Beirut, CB -- Sementara Iran hampir mencapai kesepakatan dengan negara-negara adidaya untuk mengekang program nuklirnya, pengamat dan pemimpin Arab kini memusatkan perhatian bagaimana Tehran semakin meningkatkan cengkraman di negara-negara Arab, mulai dari Irak hingga Lebanon, dan Suriah hingga Yaman.

Tokoh di balik langkah yang dipandang sebagian pihak sebagai upaya menciptakan “kerajaan” Persia dan Syiah baru di wilayah Arab adalah Mayor Jenderal Qassem Soleimani, komandan brigade al-Quds Pasukan Penjaga Revolusi Iran, IRGC.

Sejak dia muncul ke permukaan tahun lalu, Soleimani terlihat di berbagai medan pertempuran Timur Tengah.

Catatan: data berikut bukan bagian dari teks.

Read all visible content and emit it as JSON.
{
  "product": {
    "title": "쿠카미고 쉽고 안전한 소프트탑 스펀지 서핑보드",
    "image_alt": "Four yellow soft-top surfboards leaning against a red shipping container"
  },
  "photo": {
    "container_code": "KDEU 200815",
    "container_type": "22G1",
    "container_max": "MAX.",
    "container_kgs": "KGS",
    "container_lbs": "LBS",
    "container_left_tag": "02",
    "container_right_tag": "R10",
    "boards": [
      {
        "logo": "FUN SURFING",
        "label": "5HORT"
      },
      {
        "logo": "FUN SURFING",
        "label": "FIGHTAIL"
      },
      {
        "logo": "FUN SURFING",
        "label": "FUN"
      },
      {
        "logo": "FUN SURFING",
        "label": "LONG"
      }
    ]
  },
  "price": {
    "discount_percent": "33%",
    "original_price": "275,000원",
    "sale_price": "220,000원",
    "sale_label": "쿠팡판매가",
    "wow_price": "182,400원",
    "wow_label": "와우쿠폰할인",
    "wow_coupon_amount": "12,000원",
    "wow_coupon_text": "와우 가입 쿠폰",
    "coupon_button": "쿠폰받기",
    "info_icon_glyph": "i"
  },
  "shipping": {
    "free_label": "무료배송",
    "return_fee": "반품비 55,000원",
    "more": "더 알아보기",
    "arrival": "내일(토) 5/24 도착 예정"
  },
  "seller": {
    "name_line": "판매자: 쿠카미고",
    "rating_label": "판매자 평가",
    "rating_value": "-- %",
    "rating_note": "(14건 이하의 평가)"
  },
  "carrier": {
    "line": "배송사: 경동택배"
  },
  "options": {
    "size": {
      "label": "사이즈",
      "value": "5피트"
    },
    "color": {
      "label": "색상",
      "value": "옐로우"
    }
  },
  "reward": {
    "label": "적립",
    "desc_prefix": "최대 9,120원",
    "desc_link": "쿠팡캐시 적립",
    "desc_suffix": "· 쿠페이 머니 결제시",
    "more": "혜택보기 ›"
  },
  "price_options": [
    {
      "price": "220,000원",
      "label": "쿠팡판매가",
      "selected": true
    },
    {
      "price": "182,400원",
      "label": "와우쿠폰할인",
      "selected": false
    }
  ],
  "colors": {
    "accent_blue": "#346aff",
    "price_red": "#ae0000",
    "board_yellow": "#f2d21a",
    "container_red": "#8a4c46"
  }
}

Foto Soleimani, yang sebelum ISIS merebut sejumlah kota di Irak utara dan tengah tahun lalu tidak banyak tersebar, kini bisa ditemukan di berbagai tempat.

Dia dipandang sebagai pemimpin operasi perebutan kembali kota Tikrit dari ISIS. Fotonya diambil di Suriah ketika menyatakan belasungkawa atas pembunuhan seorang anggota keluarga presiden Bashar al-Assad. Selama empat tahun belakangan Soleimani memang membantu Assad mempertahankan kepresidenan dari kelompok pemberontak.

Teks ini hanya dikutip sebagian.